If you set WANDB_RESUME equal to "allow", you can always set WANDB_RUN_ID to a unique string and restarts of the process will be handled automatically. If you set WANDB_RESUME equal to "must", W&B will throw an error if the run to be resumed does not exist yet instead of auto-creating a new run.

caution

If multiple processes use the same run_id concurrently unexpected results will be recorded and rate limiting will occur.

info

If you resume a run and you have notes specified in wandb.init(), those notes will overwrite any notes that you have added in the UI.

info

Note that resuming a run which was executed as part of a Sweep is not supported.

Preemptible Sweeps

If you are running a sweep agent in a compute environment that is subject to preemption (e.g., a SLURM job in a preemptible queue, an EC2 spot instance, or a Google Cloud preemptible VM), you can automatically requeue your interrupted sweep runs, ensuring they will be retried until they run to completion.

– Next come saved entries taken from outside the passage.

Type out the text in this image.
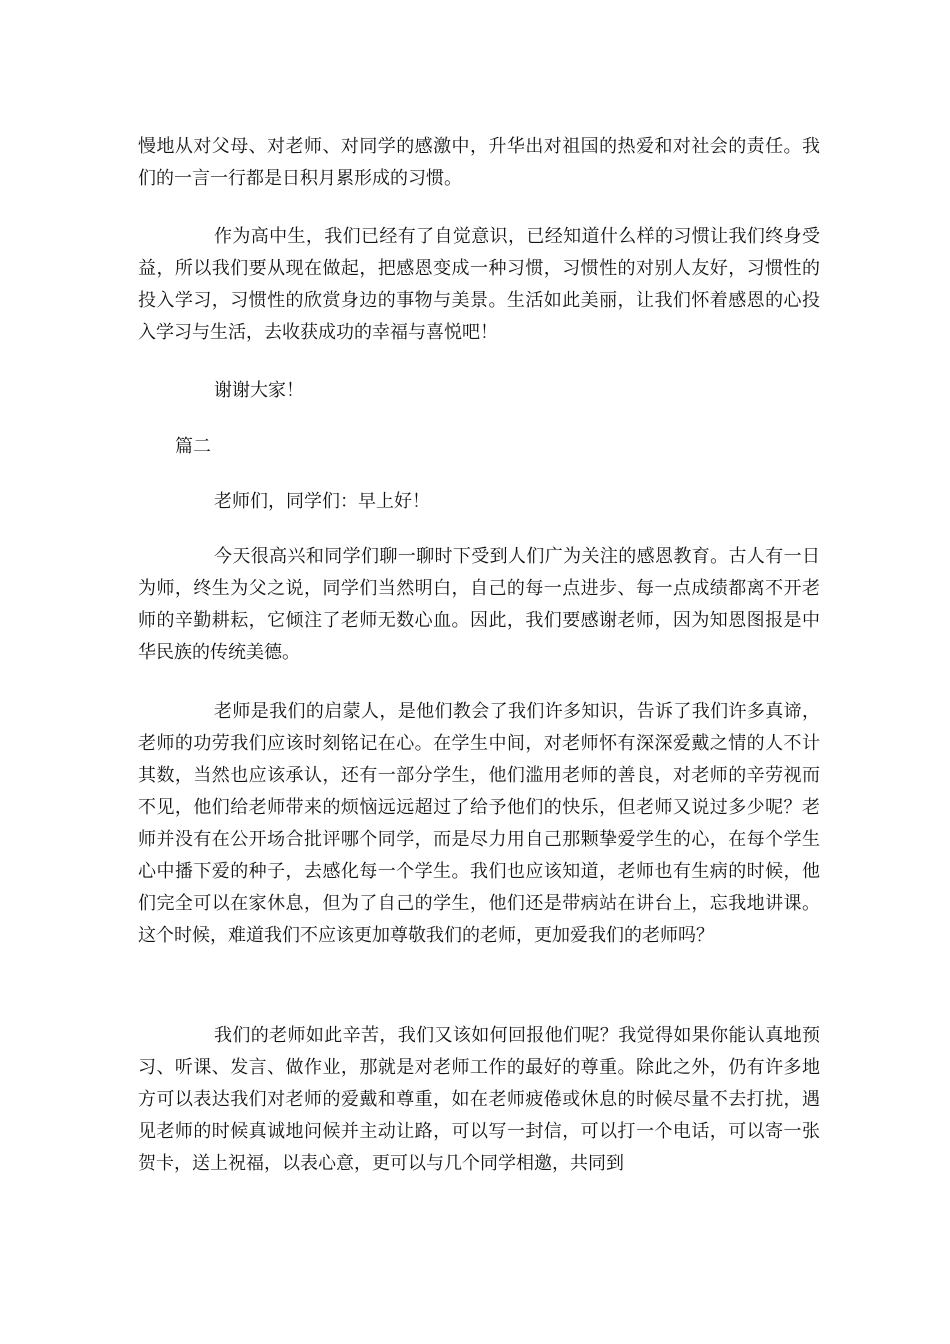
慢地从对父母、对老师、对同学的感激中，升华出对祖国的热爱和对社会的责任。我们的一言一行都是日积月累形成的习惯。

作为高中生，我们已经有了自觉意识，已经知道什么样的习惯让我们终身受益，所以我们要从现在做起，把感恩变成一种习惯，习惯性的对别人友好，习惯性的投入学习，习惯性的欣赏身边的事物与美景。生活如此美丽，让我们怀着感恩的心投入学习与生活，去收获成功的幸福与喜悦吧！

谢谢大家！

篇二

老师们，同学们：早上好！

今天很高兴和同学们聊一聊时下受到人们广为关注的感恩教育。古人有一日为师，终生为父之说，同学们当然明白，自己的每一点进步、每一点成绩都离不开老师的辛勤耕耘，它倾注了老师无数心血。因此，我们要感谢老师，因为知恩图报是中华民族的传统美德。

老师是我们的启蒙人，是他们教会了我们许多知识，告诉了我们许多真谛，老师的功劳我们应该时刻铭记在心。在学生中间，对老师怀有深深爱戴之情的人不计其数，当然也应该承认，还有一部分学生，他们滥用老师的善良，对老师的辛劳视而不见，他们给老师带来的烦恼远远超过了给予他们的快乐，但老师又说过多少呢？老师并没有在公开场合批评哪个同学，而是尽力用自己那颗挚爱学生的心，在每个学生心中播下爱的种子，去感化每一个学生。我们也应该知道，老师也有生病的时候，他们完全可以在家休息，但为了自己的学生，他们还是带病站在讲台上，忘我地讲课。这个时候，难道我们不应该更加尊敬我们的老师，更加爱我们的老师吗？

我们的老师如此辛苦，我们又该如何回报他们呢？我觉得如果你能认真地预习、听课、发言、做作业，那就是对老师工作的最好的尊重。除此之外，仍有许多地方可以表达我们对老师的爱戴和尊重，如在老师疲倦或休息的时候尽量不去打扰，遇见老师的时候真诚地问候并主动让路，可以写一封信，可以打一个电话，可以寄一张贺卡，送上祝福，以表心意，更可以与几个同学相邀，共同到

When you learn your current run is about to be preempted, call

wandb.mark_preempting()

to immediately signal to the W&B backend that your run believes it is about to be preempted. If a run that is marked preempting exits with status code 0, W&B will consider the run to have terminated successfully and it will not be requeued. If a preempting run exits with a nonzero status, W&B will consider the run to have been preempted, and it will automatically append the run to a run queue associated with the sweep. If a run exits with no status, W&B will mark the run preempted 5 minutes after the run's final heartbeat, then add it to the sweep run queue. Sweep agents will consume runs off the run queue until the queue is exhausted, at which point they will resume generating new runs based on the standard sweep search algorithm.

By default, requeued runs begin logging from their initial step. To instruct a run to resume logging at the step where it was interrupted, initialize the resumed run with wandb.init(resume=True).